The application of antiviral drugs that target host components required for virus replication and propagation at the molecular level represents a significant approach for AIV control. Current attention is specifically focused on HA, matrix protein 2 and NA inhibitors, which directly inhibit host factors through single molecules or complex mechanisms (intracellular signalling cascades) [110].

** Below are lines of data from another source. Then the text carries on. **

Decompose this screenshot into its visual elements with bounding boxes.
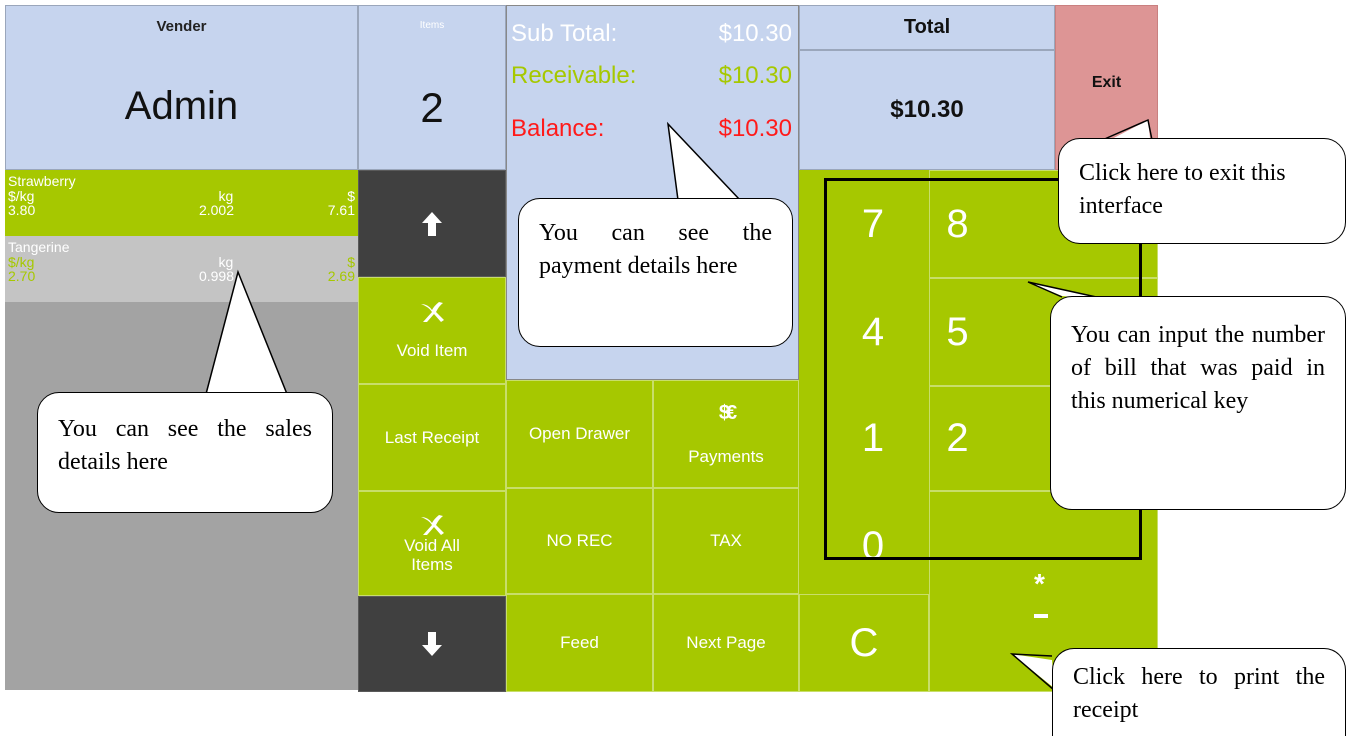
callout-print-text: Click here to print the receipt (1073, 664, 1325, 723)
callout-print: Click here to print the receipt (1052, 648, 1346, 736)
callout-exit-text: Click here to exit this interface (1079, 160, 1286, 219)
callout-keypad-text: You can input the number of bill that wa… (1071, 322, 1325, 414)
callout-payment-text: You can see the payment details here (539, 220, 772, 279)
callout-keypad: You can input the number of bill that wa… (1050, 296, 1346, 510)
callout-sales-text: You can see the sales details here (58, 416, 312, 475)
callout-payment: You can see the payment details here (518, 198, 793, 347)
callout-exit: Click here to exit this interface (1058, 138, 1346, 244)
callout-sales: You can see the sales details here (37, 392, 333, 513)
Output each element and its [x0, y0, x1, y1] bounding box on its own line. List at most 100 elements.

The application of nanotechnology in the near future represents a new trend in the detection and treatment of AIV, particularly the use of QDs, localized surface plasmon resonance with metallic NPs, enhanced fluorescence and dye-immobilized NPs. The effective management of the influenza virus relies on early detection and warning, which are enabled by the use of various nanomaterials. Due to their properties (chemical, physical and electronic), nanomaterials should provide excellent tools for the early detection, early warning and effective treatment of disease threats. The modification of electro-analytical analyser with various nanomaterials will ensure large effective surface areas, high catalytic capabilities and high conductivities using transducers as effective mediators. This strategy will enable the transfer of electrons between the receptor active site and the electrode and rapid AIV detection. The modification of various fluorescent QDs with virus-specific antibodies or oligonucleotides will enable the highly sensitive and rapid detection of antigens (present in samples) using fluorescent readout signals, which can be detected using immunoassays, PCR methods or high resolution microscopy [111]. The simple chemical synthesis of AuNPs and possibilities for surface modification with different molecules, such as peptides, proteins, DNA and antibodies, should provide researchers additional opportunities to improve virus detection in the future. Due to their surface plasmon resonance properties, AuNPs aggregate, which leads to colour changes in solution the potential for the rapid and simple detection of influenza viruses [112]. Moreover, aptamers are considered future materials due to their unique structures and ability to be synthesized for specific molecules, which will promote improvements in detection methods. The modification of aptamers with various types of fluorescence molecules represents an easy method to detect AIVs using surface plasmon resonance. This procedure also allows researchers to monitor and specifically and simultaneously select the target-bound aptamers.

Conclusions

Although substantial progress in the development of new techniques for AIV control has been reported in the last few decades, more sensitive, simple and rapid techniques for controlling virus pathogenicity are still urgently required. Biosensors based on nanomaterials are attracting significant interest in detecting influenza viruses due to their electron transfer properties, mechanical strength, chemical stability, catalytic activity in electrochemical reactions and thermal and electrical conductivity properties. The application of different QD-, NP-, and carbon-based nanomaterials promotes easy interactions between these materials and viruses, enabling researchers to construct portable biosensing analyser that should effectively detect influenza viruses. Modification of the surface of magnetic NPs with aptamers, antibodies or oligonucleotides specific for viruses, even at low concentrations, enable the isolation of AIVs from blood, serum and other biological fluids using external magnetic fields; the isolated AIVs are then rapidly detected using labelled antibodies or other target-specific reagents. Taken together, the current state-of-the-art in AIV biosensors will soon provide analysers with selectivity and sensitivity that are comparable to or even better than conventional methods, such as ELISA or PCR. Their possible in situ applications will be very important for controlling future epidemic and pandemic situations that will require the fusion of several technologies.

Conflicts of interest

The authors have no conflicts of interest to declare.